[R-wiki] Top level organization

Gabor Grothendieck ggrothendieck at gmail.com
Sat Feb 4 01:52:32 CET 2006


On 2/3/06, Ben Bolker <bolker at zoo.ufl.edu> wrote:
> Gabor Grothendieck wrote:
>
> >> [GG]
> >>A few comments:
> >>
> >>>- what is the difference among Manuals, Cookbooks and Tips and Tricks.
> >>>Its not clear to me.
> >>  [BB]
> >>   Manuals and "cookbooks" are longer and by a single or a few authors;
> >>tips and tricks are shorter and more collaborative (I've tried to
> >>clarify a little bit by adding a few short descriptions to
> >>"start2").  That said, I think the subdivision within "Guides"
> >
> > [GG]
> > This is still not clear..  There are THREE categories currently,
> > not two.  The three possible categories I can see are:
> >
> > - official R manuals.  The official manuals that come with R wifieid.
> > - other R documents.  Contributions from users.
> > - snippets.  Paul Johnson's collection, etc.
> >
> > Is that the distinction?  Should it be?
> >
>
> Are you looking at http://www.sciviews.org/_rgui/wiki/doku.php?id=start2
> ?   it has "Getting Started", "Guides", "Tips & Tricks", "R Packages",
> "R Documentation", "Links", "Miscellaneous".
>   I would say "R Documentation" = your category #1
>               "Guides" = your category #2
>               "Tips & Tricks" = your category #3
>
>   I like this set of categories and (for the most part) names for them.
>
>   I can imagine arguing some more about the proper name for Tips&Tricks
> (=  Snippets = Short examples & notes = Rtips and other stuff = Code
> library = Shorter material = ... ?); I can also imagine that "R
> Packages" needs some clarification (what's in here? notes on R packages?
> Wikified documentation -- or is that in "R Documentation", which claims
> to have help for all of CRAN and Bioconductor?)

Yes, I am looking at that link.  Reproducing part of it here:

Getting Started
Do you want to know what R is, or do you want to start using it?

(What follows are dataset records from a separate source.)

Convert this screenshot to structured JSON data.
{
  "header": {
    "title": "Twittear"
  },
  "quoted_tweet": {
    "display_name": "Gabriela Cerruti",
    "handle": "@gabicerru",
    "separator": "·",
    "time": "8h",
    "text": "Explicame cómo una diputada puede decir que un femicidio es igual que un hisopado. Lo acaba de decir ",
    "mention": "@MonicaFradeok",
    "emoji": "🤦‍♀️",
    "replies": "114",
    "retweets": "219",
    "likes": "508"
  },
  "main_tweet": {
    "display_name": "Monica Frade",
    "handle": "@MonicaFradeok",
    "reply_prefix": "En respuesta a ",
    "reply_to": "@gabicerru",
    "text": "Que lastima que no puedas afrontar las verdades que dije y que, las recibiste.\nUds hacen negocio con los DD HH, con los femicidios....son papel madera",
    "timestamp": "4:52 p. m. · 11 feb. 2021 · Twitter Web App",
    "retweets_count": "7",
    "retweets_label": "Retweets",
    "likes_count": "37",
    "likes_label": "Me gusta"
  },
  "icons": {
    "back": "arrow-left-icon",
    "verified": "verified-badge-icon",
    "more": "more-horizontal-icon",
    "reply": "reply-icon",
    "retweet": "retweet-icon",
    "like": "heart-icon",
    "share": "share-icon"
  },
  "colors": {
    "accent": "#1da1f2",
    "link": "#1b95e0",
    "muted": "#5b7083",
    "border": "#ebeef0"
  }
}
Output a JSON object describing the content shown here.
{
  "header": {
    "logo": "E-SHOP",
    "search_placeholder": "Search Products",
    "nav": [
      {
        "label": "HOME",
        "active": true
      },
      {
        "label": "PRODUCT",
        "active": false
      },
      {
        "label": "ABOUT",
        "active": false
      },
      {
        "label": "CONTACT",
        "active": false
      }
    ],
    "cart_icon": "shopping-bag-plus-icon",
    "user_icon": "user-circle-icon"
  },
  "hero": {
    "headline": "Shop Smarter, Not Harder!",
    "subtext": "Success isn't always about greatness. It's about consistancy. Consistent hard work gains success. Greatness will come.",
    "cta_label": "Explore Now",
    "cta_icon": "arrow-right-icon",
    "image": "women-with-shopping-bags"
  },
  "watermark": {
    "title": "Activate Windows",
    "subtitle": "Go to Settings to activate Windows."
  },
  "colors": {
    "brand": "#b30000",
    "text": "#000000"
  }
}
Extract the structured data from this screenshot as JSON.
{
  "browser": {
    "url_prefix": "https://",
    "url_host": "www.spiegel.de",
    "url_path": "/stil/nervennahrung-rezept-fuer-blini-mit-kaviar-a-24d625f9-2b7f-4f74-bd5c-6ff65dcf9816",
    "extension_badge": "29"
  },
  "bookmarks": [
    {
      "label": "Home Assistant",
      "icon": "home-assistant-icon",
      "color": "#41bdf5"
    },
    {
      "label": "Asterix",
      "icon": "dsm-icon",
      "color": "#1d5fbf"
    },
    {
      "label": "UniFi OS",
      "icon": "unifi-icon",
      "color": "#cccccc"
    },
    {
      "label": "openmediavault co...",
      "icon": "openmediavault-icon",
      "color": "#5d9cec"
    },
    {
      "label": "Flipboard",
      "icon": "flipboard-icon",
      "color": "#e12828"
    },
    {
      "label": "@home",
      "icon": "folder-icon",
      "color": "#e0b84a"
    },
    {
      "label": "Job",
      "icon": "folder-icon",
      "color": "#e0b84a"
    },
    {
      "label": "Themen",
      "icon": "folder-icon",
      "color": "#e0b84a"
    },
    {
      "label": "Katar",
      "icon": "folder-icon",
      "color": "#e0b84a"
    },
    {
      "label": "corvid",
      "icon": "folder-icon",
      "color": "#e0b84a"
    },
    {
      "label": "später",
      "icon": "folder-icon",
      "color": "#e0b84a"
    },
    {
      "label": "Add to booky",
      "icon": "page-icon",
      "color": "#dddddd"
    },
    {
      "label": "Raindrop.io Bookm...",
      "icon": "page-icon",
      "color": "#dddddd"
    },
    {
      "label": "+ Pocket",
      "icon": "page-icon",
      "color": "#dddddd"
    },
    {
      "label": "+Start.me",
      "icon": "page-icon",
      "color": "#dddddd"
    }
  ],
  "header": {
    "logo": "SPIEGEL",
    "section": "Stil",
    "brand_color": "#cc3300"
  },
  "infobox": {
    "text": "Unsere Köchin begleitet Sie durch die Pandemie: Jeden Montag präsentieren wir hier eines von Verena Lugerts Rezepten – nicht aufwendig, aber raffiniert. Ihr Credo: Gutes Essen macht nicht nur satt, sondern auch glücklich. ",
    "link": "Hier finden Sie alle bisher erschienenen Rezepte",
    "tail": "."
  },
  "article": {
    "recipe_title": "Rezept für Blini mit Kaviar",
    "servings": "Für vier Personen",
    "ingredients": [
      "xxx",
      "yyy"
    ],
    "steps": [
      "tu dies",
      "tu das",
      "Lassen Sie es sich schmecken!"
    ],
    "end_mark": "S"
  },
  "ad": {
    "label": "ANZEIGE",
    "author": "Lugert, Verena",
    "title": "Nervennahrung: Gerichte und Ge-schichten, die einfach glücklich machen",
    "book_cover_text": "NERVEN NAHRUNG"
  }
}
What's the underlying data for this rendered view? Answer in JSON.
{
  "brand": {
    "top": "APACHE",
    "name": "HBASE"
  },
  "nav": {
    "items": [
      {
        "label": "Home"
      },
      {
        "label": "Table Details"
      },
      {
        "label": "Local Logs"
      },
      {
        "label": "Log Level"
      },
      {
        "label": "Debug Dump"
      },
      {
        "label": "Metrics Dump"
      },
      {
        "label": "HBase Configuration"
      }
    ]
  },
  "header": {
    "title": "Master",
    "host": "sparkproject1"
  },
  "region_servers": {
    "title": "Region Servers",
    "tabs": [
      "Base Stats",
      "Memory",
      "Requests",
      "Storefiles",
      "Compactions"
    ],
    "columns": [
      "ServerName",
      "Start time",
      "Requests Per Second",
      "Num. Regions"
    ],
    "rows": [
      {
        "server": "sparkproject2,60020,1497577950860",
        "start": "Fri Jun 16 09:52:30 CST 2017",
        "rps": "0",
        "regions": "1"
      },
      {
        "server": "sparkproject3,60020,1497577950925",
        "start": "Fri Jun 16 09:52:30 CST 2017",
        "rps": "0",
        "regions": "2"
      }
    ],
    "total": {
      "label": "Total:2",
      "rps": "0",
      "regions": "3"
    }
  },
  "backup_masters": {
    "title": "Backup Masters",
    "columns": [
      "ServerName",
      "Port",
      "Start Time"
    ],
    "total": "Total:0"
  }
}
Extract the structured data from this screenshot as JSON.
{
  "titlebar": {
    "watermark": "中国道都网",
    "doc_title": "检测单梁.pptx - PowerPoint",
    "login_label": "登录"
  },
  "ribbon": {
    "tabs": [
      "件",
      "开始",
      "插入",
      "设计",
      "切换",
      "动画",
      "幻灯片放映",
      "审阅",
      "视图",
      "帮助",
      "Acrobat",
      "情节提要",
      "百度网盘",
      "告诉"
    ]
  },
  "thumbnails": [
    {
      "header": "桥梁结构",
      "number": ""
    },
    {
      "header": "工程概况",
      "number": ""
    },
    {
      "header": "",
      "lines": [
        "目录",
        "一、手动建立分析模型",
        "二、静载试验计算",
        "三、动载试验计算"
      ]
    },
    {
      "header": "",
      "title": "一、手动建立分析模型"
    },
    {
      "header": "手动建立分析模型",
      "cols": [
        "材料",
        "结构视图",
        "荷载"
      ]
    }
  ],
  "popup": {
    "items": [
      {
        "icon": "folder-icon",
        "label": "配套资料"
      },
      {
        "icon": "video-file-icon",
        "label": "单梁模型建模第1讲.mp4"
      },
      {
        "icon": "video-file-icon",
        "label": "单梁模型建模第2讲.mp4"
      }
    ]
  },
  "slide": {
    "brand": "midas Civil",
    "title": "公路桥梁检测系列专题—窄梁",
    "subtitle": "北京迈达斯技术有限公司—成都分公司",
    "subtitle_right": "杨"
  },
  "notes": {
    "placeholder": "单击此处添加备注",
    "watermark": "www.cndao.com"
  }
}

Get
started. I tried to make the section header into a link to
getting-started:getting-started, but DocuWiki didn't seem to
understand ...

What is R? – A short explanation and a few examples of R's potential
Case studies – People explain how and why they started to use R
R installation – All you need to know to install R and additional R packages
Reference cards – Brief overviews of tasks and associated commands
Translations – To and from other statistics packages and computer
languages provide link to foreign-language information?
FAQ – Beginners' Frequently Asked Questions

Guides
Longer documents introducing R, demonstrating particular kinds of
analyses, or describing how R is used in particular fields previous
link was to tutorials:tutorials. Was that right??

Demonstrations – Let you drive and look how R works
Tutorials – Let you drive, but do it yourself
Manuals – Textbooks, classical approach
    Statistics with R
Cookbooks – Textbooks, learn-by-example approach

Tips & Tricks
...

Now the last three are Manuals, Cookbooks and Tips and Tricks.
To me a cookbook is the same as tips and tricks.  For example
there are a number of O'Reilly published books called cookbooks
that are collections of snippets.

Thus we need to get rid of the cookbooks category.

Also what is Statistics with R?  Is that a statistics book that
happens to use R?  If so, that is not a manual and those
should not be listed under manuals or else manuals needs
to be a different word.  I am not sure what is intended here.